Re: [Corpora-List] Query on the use of Google for corpus research

From: Marco Baroni (baroni@sslmit.unibo.it)
Date: Tue May 31 2005 - 20:00:41 MET DST

  • Next message: Mark P. Line: "Re: [Corpora-List] Query on the use of Google for corpus research"

    > It's not much of a problem unless you presuppose that a corpus linguist
    > would have difficulty finding a way to distinguish between a valid text in
    > her target language and a random text generated by a spider trap.

    Consider the following spider trap (quoted in the heritrix documentation):

    http://spiders.must.die.net/

    It looks like it generates text from a unigram model, so I guess you could
    use heuristics to find out that it's not true English text, e.g. using a
    bigram model in some way (comparing the bigram entropy of a page with that
    of a corpus of true English? Although then there is the risk that you bias
    your crawl towards documents that look more like the ones in a corpus you
    already have...), or using some kind of pos pattern filter (which would
    require pos tagging).
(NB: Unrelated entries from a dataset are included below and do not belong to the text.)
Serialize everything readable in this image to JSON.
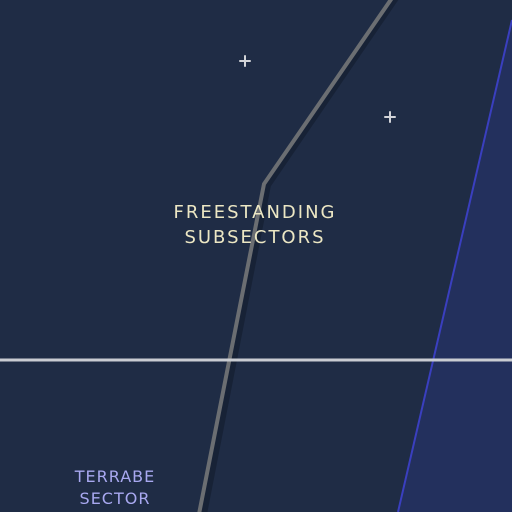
{
  "map": {
    "background_color": "#1f2c45",
    "region_label": {
      "lines": [
        "FREESTANDING",
        "SUBSECTORS"
      ],
      "color": "#ece7c4"
    },
    "sector_label": {
      "lines": [
        "TERRABE",
        "SECTOR"
      ],
      "color": "#a8a8f0"
    },
    "colors": {
      "grey_border": "#6b6e72",
      "horizontal_line": "#c9ccd2",
      "blue_boundary": "#3a3fbf",
      "blue_region_fill": "#23305d",
      "star_marker": "#d2d4d8"
    },
    "icons": {
      "star_marker": "plus-sign"
    }
  }
}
Perhaps, there are other heuristics that are simpler
    and/or better (any suggestion?), but in any case this means that you have
    to add yet another module to your corpus-crawling/processing architecture,
    and if you happen to download a few gigabytes of data from sites like the
    one above things can get really annoying...

    Moreover, as spammers are getting smarter all the time, anti-spammers are
    also becoming more sophisticated -- suppose that somebody built a spider
    track by generating random _sentences_ instead of words: that would be
    very hard to detect...

    > > Incidentally, a "spider trap" query on google returns many more results
    > > about crawlers, robots.txt files etc. than about how to capture
    > > eight-legged arachnids... one good example of how one should be careful
    > > when using the web as a way to gather knowledge about the world...
    >
    > I believe there's a huge difference between using the web as a way to
    > gather knowledge about the world (especially if this is being done
    > automatically) and using the web as a way to populate a corpus for
    > linguistic research. The latter use is much less ambitious, and simply
    > doesn't need to be weighed down by most of the concerns that web-mining or
    > indexing applications do.

    I agree that, as linguists, even if what we get is not corresponding to
    the "truth" in the outside world, we do not need to worry, but factors
    like the distribution of senses of a word in our corpus should be of our
    concern. For example, if I were to extract the semantics of the word
    "spider" from a corpus, I would rather get the eight-legged-creepy-crawly
    creature reference as the central sense. In web-data, this could be tricky
    (of course, I'm not saying that it would be impossible -- I'm just saying
    that one should be a bit careful about what one can find in web-data...)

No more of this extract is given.